3 Easy Tactics for Enhancing AI Responses: Multia Prompting, According to Method, & Motion Prompts
Join me, Dan, co-founder of PromptHub, as we dive into the world of prompt engineering and explore three easy-to-implement tactics to boost the accuracy and reliability of your AI responses with language models like ChatGPT.
- 1. Dan is co-founder of Promptuub, a tool for managing prompts designed for teams.
- 2. He talks about the importance of prompt engineering to improve and get more accurate responses from language learning models (LLMs).
- 3. While LLMs can provide good results most of the time, there are techniques that can make sure responses are always better.
- 4. The non-deterministic nature of LLMs makes it difficult to predict outcomes, as small changes in prompts can significantly affect outputs.
- 5. This is crucial for those integrating AI into their products because one bad user experience or an instance where the model goes off track can lead to loss of trust and damage to a brand or product
- 6. Users now expect high-quality outputs from AI features, with no hallucinations, and fast, accurate responses.

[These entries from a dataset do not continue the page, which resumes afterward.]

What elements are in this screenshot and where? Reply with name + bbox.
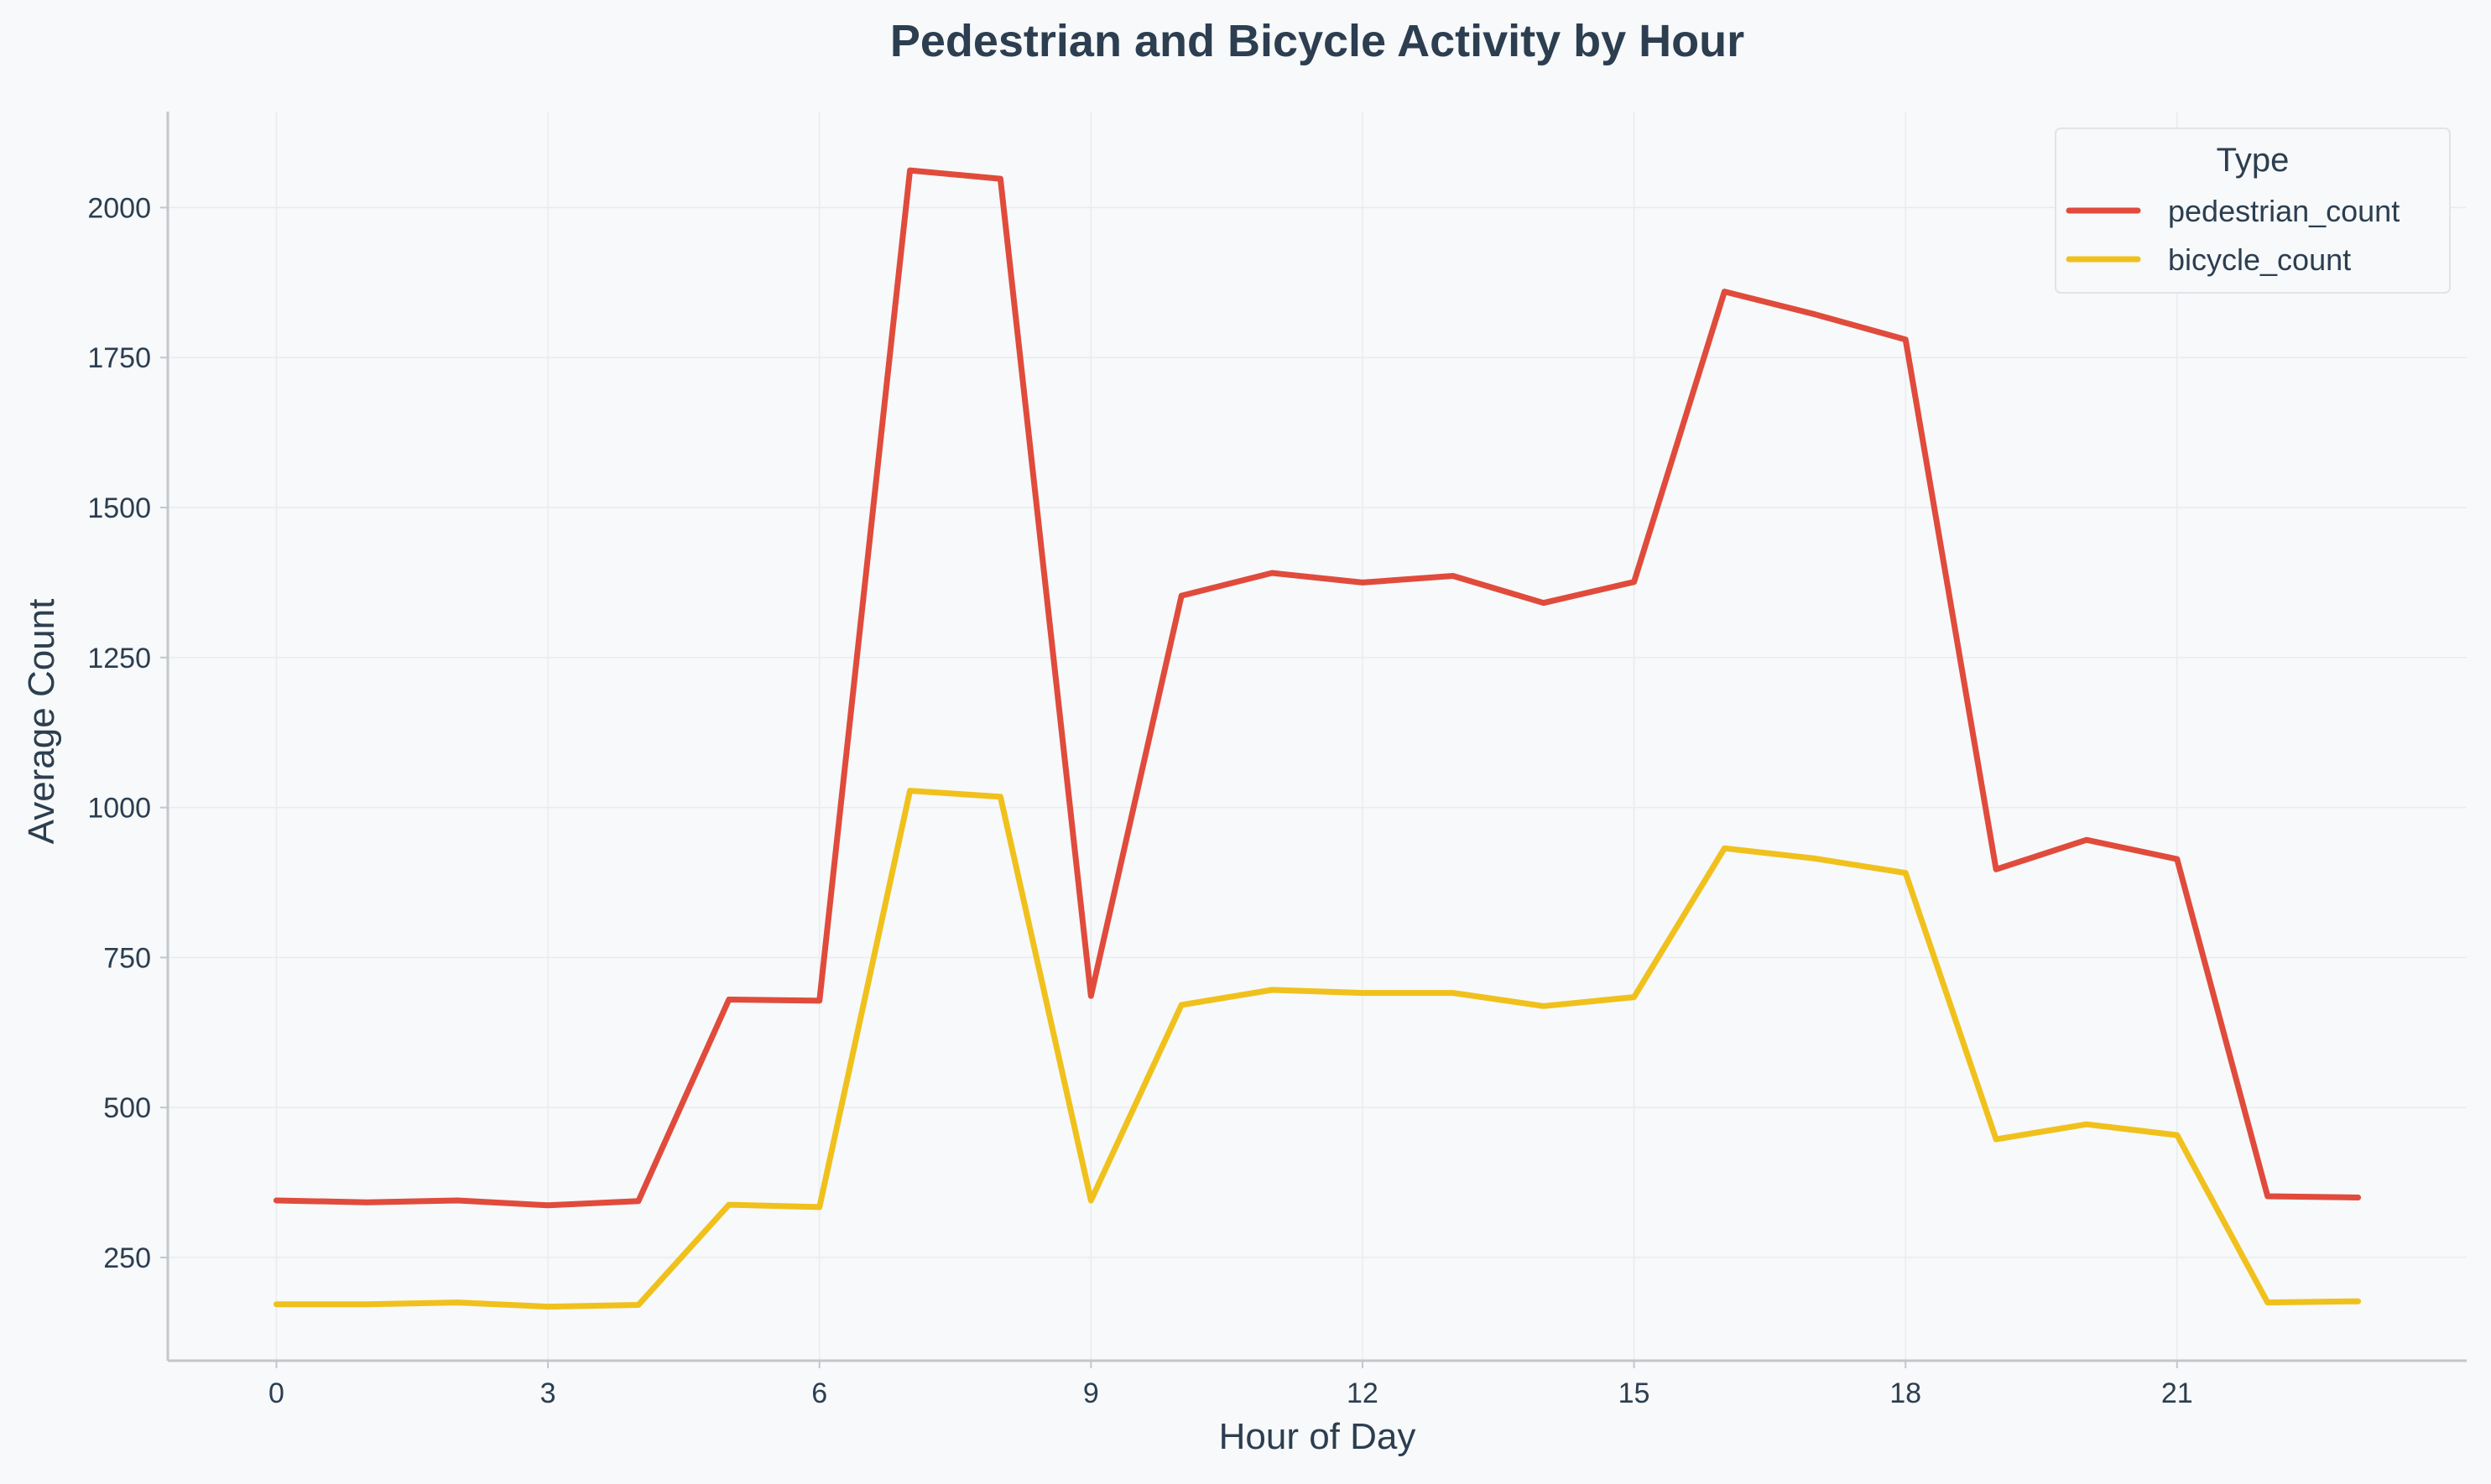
tick-labels: 0 3 6 9 12 15 18 21 250 500 750 1000 1250 1500 1750 200… — [87, 192, 2192, 1409]
y-tick-label: 1000 — [87, 793, 151, 825]
x-tick-label: 15 — [1618, 1377, 1650, 1409]
y-tick-label: 2000 — [87, 192, 151, 224]
x-tick-label: 12 — [1347, 1377, 1378, 1409]
grid — [168, 112, 2467, 1361]
x-tick-label: 3 — [540, 1377, 556, 1409]
y-tick-label: 500 — [103, 1092, 151, 1124]
y-tick-label: 1750 — [87, 342, 151, 374]
legend-entry-bicycle: bicycle_count — [2168, 242, 2351, 277]
series-line-bicycle-count — [273, 788, 2362, 1310]
y-tick-label: 1500 — [87, 492, 151, 524]
legend-entry-pedestrian: pedestrian_count — [2168, 194, 2400, 228]
series-lines — [273, 167, 2362, 1310]
legend: Type pedestrian_count bicycle_count — [2055, 128, 2451, 294]
x-tick-label: 18 — [1889, 1377, 1921, 1409]
legend-title: Type — [2217, 142, 2290, 179]
legend-box — [2055, 128, 2451, 294]
series-line-pedestrian-count — [273, 167, 2362, 1209]
x-tick-label: 21 — [2161, 1377, 2193, 1409]
chart-title: Pedestrian and Bicycle Activity by Hour — [890, 16, 1744, 66]
x-tick-label: 6 — [811, 1377, 827, 1409]
y-tick-label: 1250 — [87, 643, 151, 674]
axes — [160, 112, 2467, 1368]
x-axis-label: Hour of Day — [1219, 1416, 1416, 1457]
y-tick-label: 750 — [103, 942, 151, 974]
y-axis-label: Average Count — [21, 599, 62, 845]
x-tick-label: 9 — [1083, 1377, 1099, 1409]
x-tick-label: 0 — [268, 1377, 284, 1409]
y-tick-label: 250 — [103, 1242, 151, 1274]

- 7. Dan presents three easy-to-implement tactics for better and safer responses: multi-prompting, the 'according to' method, and mood prompting.
- 8. Multi-prompting, based on a University of Illinois study, uses various agents designed for specific tasks when prompted. For example, if asking the model to help write a book, multi-prompting would
- 9. This method is beneficial for complex tasks or those requiring additional logic, as it allows users to see the entire collaboration process.

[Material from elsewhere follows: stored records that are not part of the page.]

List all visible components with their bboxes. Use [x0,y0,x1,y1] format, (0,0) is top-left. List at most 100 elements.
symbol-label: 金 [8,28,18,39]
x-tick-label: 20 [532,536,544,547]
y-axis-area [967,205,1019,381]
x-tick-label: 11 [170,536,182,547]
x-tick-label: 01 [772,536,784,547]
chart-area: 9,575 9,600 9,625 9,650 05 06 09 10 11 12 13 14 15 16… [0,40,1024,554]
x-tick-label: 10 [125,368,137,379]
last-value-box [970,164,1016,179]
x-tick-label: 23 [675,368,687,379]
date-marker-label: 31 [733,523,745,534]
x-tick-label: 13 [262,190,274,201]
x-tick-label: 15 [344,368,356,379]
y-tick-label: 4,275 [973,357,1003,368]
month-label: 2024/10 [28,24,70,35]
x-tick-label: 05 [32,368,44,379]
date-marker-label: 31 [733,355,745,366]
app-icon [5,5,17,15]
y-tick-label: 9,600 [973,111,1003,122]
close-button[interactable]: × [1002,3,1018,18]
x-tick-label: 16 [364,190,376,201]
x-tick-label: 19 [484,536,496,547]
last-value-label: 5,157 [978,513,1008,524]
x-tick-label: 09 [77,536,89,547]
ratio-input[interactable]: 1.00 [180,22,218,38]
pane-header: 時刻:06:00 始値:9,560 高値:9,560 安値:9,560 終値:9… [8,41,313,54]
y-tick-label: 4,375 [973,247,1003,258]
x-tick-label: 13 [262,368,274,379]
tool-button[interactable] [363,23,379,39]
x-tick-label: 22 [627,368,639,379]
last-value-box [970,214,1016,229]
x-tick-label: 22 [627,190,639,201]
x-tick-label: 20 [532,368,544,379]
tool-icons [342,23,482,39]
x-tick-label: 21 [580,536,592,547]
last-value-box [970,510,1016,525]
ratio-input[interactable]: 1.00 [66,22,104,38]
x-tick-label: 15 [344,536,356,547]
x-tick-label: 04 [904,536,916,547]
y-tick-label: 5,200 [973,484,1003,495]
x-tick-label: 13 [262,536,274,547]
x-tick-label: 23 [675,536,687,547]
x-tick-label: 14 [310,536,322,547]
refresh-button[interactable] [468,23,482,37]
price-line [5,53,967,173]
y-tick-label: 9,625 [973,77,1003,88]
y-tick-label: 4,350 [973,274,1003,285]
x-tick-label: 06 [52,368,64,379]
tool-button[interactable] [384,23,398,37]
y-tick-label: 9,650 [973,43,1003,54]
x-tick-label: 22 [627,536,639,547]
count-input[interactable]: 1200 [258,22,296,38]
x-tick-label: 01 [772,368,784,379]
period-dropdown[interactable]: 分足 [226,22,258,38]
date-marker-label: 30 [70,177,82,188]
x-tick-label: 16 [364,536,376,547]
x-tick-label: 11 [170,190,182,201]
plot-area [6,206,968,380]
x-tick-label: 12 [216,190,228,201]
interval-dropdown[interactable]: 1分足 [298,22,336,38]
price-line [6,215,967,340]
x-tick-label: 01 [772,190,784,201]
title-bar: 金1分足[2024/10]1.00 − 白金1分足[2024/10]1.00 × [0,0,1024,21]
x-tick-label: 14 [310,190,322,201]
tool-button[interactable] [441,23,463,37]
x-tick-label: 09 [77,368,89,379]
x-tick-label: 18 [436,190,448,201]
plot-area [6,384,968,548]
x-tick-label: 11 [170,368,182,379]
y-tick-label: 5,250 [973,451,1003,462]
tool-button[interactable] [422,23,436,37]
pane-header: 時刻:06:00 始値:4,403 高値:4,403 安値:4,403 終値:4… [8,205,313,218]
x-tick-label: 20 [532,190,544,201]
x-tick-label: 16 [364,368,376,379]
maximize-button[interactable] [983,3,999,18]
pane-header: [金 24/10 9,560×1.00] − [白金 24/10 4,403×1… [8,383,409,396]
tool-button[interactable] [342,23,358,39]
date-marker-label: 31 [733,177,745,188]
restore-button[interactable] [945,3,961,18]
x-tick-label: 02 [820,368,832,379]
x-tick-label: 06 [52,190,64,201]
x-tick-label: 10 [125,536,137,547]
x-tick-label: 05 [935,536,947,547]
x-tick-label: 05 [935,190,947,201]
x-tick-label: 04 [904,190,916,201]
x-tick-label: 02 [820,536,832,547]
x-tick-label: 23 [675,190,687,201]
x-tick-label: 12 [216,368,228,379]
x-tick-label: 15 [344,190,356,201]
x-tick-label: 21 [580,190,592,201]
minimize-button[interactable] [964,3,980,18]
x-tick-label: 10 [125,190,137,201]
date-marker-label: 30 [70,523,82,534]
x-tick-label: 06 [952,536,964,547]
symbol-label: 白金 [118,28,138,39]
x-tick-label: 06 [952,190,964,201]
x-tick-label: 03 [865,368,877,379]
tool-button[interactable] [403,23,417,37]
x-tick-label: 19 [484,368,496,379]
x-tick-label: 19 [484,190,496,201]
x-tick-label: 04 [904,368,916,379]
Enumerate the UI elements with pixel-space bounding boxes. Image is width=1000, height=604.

- 10. The 'according to' method increases the likelihood that LLMs will use a specific source for information, reducing hallucinations by up to 20%. This is especially helpful when using fine-tuned or c
- 11. Mood prompting, developed by Microsoft and other universities, adds emotional stimuli to prompts to improve outputs based on human cognitive behavior.
- 12. Adding emotional triggers at the end of a prompt can lead to an 8% to 115% increase in output quality depending on the task.
- 13. These methods can be used with ChatGPT or integrated into AI features in products, and Promptuub offers templates for these tactics.
- 14. Multi-prompting, 'according to' method, and mood prompting are available as templates at prompthub.us.
- 15. Users can copy the templates, test them in the Promptuub playground, share with their team, or use links provided.
- 16. Dan encourages viewers to try these methods in everyday situations when using ChatGPT or AI features in products.
- 17. He welcomes questions and is happy to discuss prompt engineering further.
- 18. Multi-prompting involves breaking down a task into subtasks, each with its own agent or persona.
- 19. This method is particularly useful for generative tasks where collaboration can lead to more creative and diverse ideas.
- 20. The 'according to' method ensures LLMs rely on credible sources, reducing the chance of hallucinations or inaccurate information.
- 21. Mood prompting taps into human emotions, influencing how LLMs generate outputs based on cognitive behavior.
- 22. Emotional triggers can range from positive reinforcement to urgency, depending on the desired outcome.
- 23. These methods are designed to enhance user experiences and build trust in AI features by providing accurate, relevant, and engaging responses.
- 24. By incorporating these prompt engineering tactics into everyday interactions with LLMs, users can achieve better results, fostering a more positive relationship with AI technology.
Source: AI Engineer via YouTube
❓ What do you think? What are your thoughts on the ideas shared in this video? Feel free to share your thoughts in the comments!